Global mean annual sum (2007–2011) and spatial distribution of: (a) GOME-2 SIF; (b) JUNG up-scaled FLUXNET data-driven GPP product18; (c) ORCHIDEE prior GPP; (d) ORCHIDEE posterior GPP; (e) difference in ORCHIDEE simulated GPP (posterior – prior); (f) reduction in GPP uncertainty (1σ). The maps were created from the ORCHIDEE model simulations performed in this study, GOME-2 SIF data, and the JUNG product, using the Python programming language v2.7.13 (Python So ware Foundation – available at Matplotlib (v2.0.2) plotting library54 with the Basemap Toolkit ( See Section on Data Availability for GOME-2 SIF and JUNG product availability, the ORCHIDEE model licence information and ORCHIDEE code availability.

Table 1 Annual GPP optimisation performance metrics – mean across different regions and PFTs (with a grid cell fraction greater than a given fraction – see Methods): (i) Columns 2 and 3: prior and posterior mean annual GPP (2007–2011) in PgC; (ii) Column 4: % reduction in the annual GPP uncertainty (1σ) (2007–2011); (iii) Columns 5 and 6: prior and posterior mean monthly correlation between GPP and SIF (2007–2011) at global scale and for each biome. Biomes are based on the Köppen-Geiger (KG) classification derived by Peel M. C. et al.53.

Interestingly, although arid biome mean annual GPP decreased slightly overall (Table 1), mean annual GPP increased in many dry/semi-arid zones including the Sahel, the dry tropics of North and South America, India, China and northern Australia (Fig. 1), due to a simulated higher GPP for C4 grasses and crops (and despite a decrease in tropical broadleaved deciduous tree productivity – Supplementary Table S2). Again, this result is broadly consistent with Fig. 7a in Parazoo N. C. et al.31. The increase in C4 GPP partially offset the observed reduction in GPP in tropical rainforests.

The mean uncertainty (1σ) in simulated global annual GPP for the 2007–2011 period was reduced by ~83% (Fig. 1f and Table 1) from 57.2 to 9.8 PgCyr−1. This global mean value is consistent with Norton A. J. et al.28 who achieved a 79% reduction in uncertainty when optimising the leaf growth and physiology parameters of a carbon cycle model. As in Norton A. J. et al.28, the highest reduction in uncertainty was seen in tropical biomes (~93%), whereas the lowest was found in northern temperate and boreal biomes (~67%) (Fig. 1f and Table 1). Posterior mean uncertainty is 2 PgCyr−1 for tropical biomes, 7.3 PgC−1 for temperate and boreal biomes, and 0.5 PgCyr−1 for arid biomes. The high percentage reduction in uncertainty in all biomes is likely an overestimate. This overestimate is partly caused by the fact we did not account for temporal error correlations; in reality therefore, the information content of the observations is likely lower. Another possible explanation is an overestimate of the prior error. The high prior uncertainty (and therefore strong reduction in uncertainty) in tropical regions is likely related to conservative priors (high uncertainty) for many of the TrBE photosynthesis parameters (PFT 2–1st column in Fig. 4). The considerable amount of noise in the GPP uncertainty reduction (Fig. 1f) is likely due to spatial heterogeneity in sub grid-cell PFT fraction.

At global-scale, the continental scale spatial patterns of GPP simulated by the ORCHIDEE model match both the SIF data and the independent JUNG dataset (Figs 1 and 2). However, we can determine if the optimisation had an impact on the finer-scale spatial distribution of simulated GPP by examining the spatial gradients between the prior and posterior in different regions (Figs 1 and 2).
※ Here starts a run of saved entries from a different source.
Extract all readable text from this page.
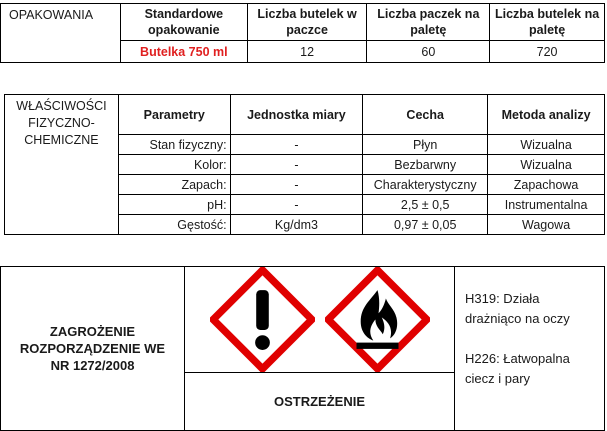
OPAKOWANIA	Standardowe opakowanie	Liczba butelek w paczce	Liczba paczek na paletę	Liczba butelek na paletę
	Butelka 750 ml	12	60	720
WŁAŚCIWOŚCI FIZYCZNO-CHEMICZNE	Parametry	Jednostka miary	Cecha	Metoda analizy
	Stan fizyczny:	-	Płyn	Wizualna
	Kolor:	-	Bezbarwny	Wizualna
	Zapach:	-	Charakterystyczny	Zapachowa
	pH:	-	2,5 ± 0,5	Instrumentalna
	Gęstość:	Kg/dm3	0,97 ± 0,05	Wagowa
ZAGROŻENIE
ROZPORZĄDZENIE WE
NR 1272/2008

H319: Działa drażniąco na oczy

H226: Łatwopalna ciecz i pary

OSTRZEŻENIE
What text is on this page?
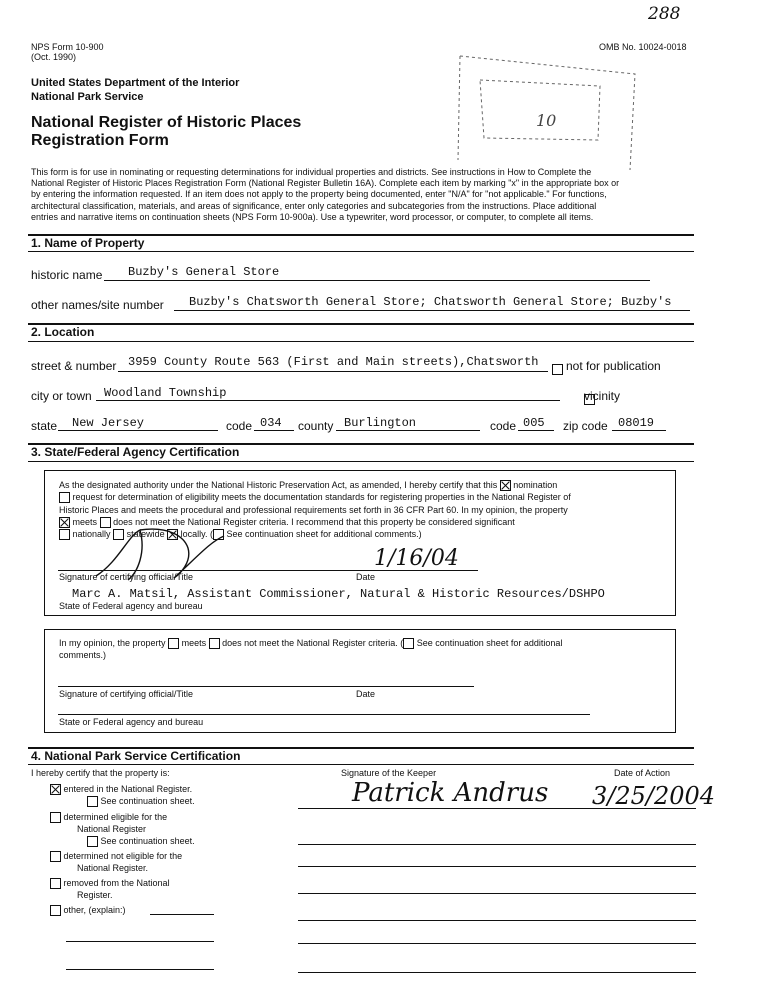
288
NPS Form 10-900
(Oct. 1990)
OMB No. 10024-0018
United States Department of the Interior
National Park Service
National Register of Historic Places
Registration Form
10
This form is for use in nominating or requesting determinations for individual properties and districts. See instructions in How to Complete the
National Register of Historic Places Registration Form (National Register Bulletin 16A). Complete each item by marking "x" in the appropriate box or
by entering the information requested. If an item does not apply to the property being documented, enter "N/A" for "not applicable." For functions,
architectural classification, materials, and areas of significance, enter only categories and subcategories from the instructions. Place additional
entries and narrative items on continuation sheets (NPS Form 10-900a). Use a typewriter, word processor, or computer, to complete all items.
1. Name of Property
historic name Buzby's General Store
other names/site number Buzby's Chatsworth General Store; Chatsworth General Store; Buzby's
2. Location
street & number 3959 County Route 563 (First and Main streets),Chatsworth
not for publication
city or town Woodland Township	vicinity
state New Jersey	code 034 county Burlington	code 005 zip code 08019
3. State/Federal Agency Certification
As the designated authority under the National Historic Preservation Act, as amended, I hereby certify that this nomination
request for determination of eligibility meets the documentation standards for registering properties in the National Register of
Historic Places and meets the procedural and professional requirements set forth in 36 CFR Part 60. In my opinion, the property
meets does not meet the National Register criteria. I recommend that this property be considered significant
nationally statewide locally. ( See continuation sheet for additional comments.)
1/16/04
Signature of certifying official/Title	Date
Marc A. Matsil, Assistant Commissioner, Natural & Historic Resources/DSHPO
State of Federal agency and bureau
In my opinion, the property meets does not meet the National Register criteria. ( See continuation sheet for additional
comments.)
Signature of certifying official/Title	Date
State or Federal agency and bureau
4. National Park Service Certification
I hereby certify that the property is:	Signature of the Keeper	Date of Action
entered in the National Register.
See continuation sheet.	Patrick Andrus 3/25/2004
determined eligible for the
National Register
See continuation sheet.
determined not eligible for the
National Register.
removed from the National
Register.
other, (explain:)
The posterior GPP corresponds more closely to JUNG in three regions: the northern extratropics (between ~30–75°N); in the tropics between ~10°N and 10°S; and in the southern hemisphere between 30 and 50°S (Fig. 2) – the same regions which show a strong reduction in GPP. In particular, both the north–south and east–west spatial gradient in the posterior GPP simulations across northern Eurasia appear to better approximate the SIF and JUNG products (Fig. 1). Due to the reduction in GPP in the Amazon, the posterior spatial gradient between the rainforest and Cerrado ecozones in South America is more consistent with SIF data (Fig. 1). In JUNG, there is a more distinct drop in mean annual GPP between the Amazon rainforest and Cerrado region to the southwest (Fig. 1). However, discrepancies between the model and both the JUNG and SIF products remain in the Caatinga, Cerrado and semi-deciduous forests of SE Brazil and in the north-south gradients in sub-Saharan Africa. Greater constraint on the regional to continental scale GPP spatial distributions may be hindered by the underlying PFT maps and the fact we optimised all parameters per PFT, rather than optimising all the parameters for each PFT in each grid cell for all cells. However, this remains both computationally unfeasible for the moment, and conceptually difficult given most TBMs are structured around the PFT-level parameterizations.

Figure 2
figure 2

Latitudinal plot of mean annual GPP (kgCm−2 yr−1) over the 2007–2011 period. The prior simulation is shown in the red curve, the posterior in the blue curve, and the JUNG product in grey.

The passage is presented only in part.